Given a dictionary and a list of letters find all valid words that can be built with the letters

Question

The brute force way can solve the problem in O(n!), basically calculating all the permutations and checking the results in a dictionary. I am looking for ways to improve the complexity. I can think of building a tree out of the dictionary but still checking all letters permutations is O(n!). Are there better ways to solve this problem?

Letters can have duplicates.

The api for the function looks like this:

List<String> findValidWords(Dict dict, char letters[])

Answer 1

My English is not good so try to understand.

My approach is using bit/bitwise to increase speed. Still bruteforce, though.

FIRST STEP

We only consider distinct character in each word and mark its existence. English has 26 characters, so we need 26 bits. Integer is 32 bits. That's enough.

Now encode each words in dictionary to an integer number.

abcdddffg -> 123444667 -> 123467 (only distinct characters) -> 1111011 (bits) -> 123 (decimal number)

So 2,000,000 words will be converted into 2,000,000 integer numbers.

Now let say you have this set of letters: a,b,c,d,e

abcde -> 12345 -> 1111100 (bits)

Do AND operation and we have:

1111100 (abcde)
&
1111011 (abcdddffg, no e)
=
1111000 (result) => result != abcdddffg => word cannot be created

Other example with a,b,c,d,e,f,g,h:

11111111 (abcdefgh)
&
11110110 (abcdddffg, no e and h)
= 
11110110 (result) => result == abcdddffg => word can be created

SECOND STEP

While converting word to number, store the letter count also. If we found a match in first step, we continue to check if the number of letters is enough too.
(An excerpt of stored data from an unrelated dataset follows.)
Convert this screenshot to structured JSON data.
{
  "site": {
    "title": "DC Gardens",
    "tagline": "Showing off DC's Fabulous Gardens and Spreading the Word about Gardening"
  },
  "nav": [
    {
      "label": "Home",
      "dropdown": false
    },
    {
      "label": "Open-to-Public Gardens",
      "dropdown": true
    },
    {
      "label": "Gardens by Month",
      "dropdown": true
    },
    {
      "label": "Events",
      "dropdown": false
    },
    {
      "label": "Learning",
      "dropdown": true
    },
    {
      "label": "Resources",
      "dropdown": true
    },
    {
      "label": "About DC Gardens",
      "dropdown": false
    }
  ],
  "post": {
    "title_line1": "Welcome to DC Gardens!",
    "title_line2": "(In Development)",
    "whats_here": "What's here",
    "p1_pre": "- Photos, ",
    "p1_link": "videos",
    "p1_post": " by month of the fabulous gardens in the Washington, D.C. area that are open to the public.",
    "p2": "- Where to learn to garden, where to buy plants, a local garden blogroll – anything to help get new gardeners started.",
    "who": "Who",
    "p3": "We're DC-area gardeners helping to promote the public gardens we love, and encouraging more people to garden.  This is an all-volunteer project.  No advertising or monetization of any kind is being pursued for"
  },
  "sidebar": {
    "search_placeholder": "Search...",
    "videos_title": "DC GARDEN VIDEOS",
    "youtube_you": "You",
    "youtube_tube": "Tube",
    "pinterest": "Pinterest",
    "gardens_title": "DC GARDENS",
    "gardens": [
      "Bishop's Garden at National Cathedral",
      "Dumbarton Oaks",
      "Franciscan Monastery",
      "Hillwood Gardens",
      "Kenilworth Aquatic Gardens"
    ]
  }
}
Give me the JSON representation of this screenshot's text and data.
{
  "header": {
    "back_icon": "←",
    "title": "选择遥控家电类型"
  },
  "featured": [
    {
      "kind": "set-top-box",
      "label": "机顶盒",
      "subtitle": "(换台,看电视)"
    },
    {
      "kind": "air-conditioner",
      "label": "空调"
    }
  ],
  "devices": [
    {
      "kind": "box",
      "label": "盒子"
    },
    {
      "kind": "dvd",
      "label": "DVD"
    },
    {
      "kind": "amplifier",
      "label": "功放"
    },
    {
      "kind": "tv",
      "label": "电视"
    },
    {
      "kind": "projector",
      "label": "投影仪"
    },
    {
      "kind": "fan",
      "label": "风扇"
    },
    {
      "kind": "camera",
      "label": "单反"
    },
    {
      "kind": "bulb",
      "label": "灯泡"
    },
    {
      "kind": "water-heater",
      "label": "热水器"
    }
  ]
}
Depend on the requirement, you might not need this second step.

COMPLEXITY

• O(n) to convert word to number and store letters count. Only need to do this once.
• O(n) for each search query.

Answer 2

You can sort each word in your dictionary so that the letters appear in the same order as they do in the alphabet, and then build a trie out of your sorted words. (where each node contains a list of all words that can be made out of the letters). (linear time in total letter length of dictionary) Then, given a set of query letters, sort the letters the same way and proceed through the trie using depth first search in all possible directions that use a subset of your letters from left to right. Any time you reach a node in the trie that contains words, output those words. Each path you explore can be charged to at least one word in the dictionary, so the worst case complexity to find all nodes that contain words you can make is O(kn) where n is the number of words in the dictionary and k is the maximum number of letters in a word. However for somewhat restricted sets of query letters, the running time should be much faster per query.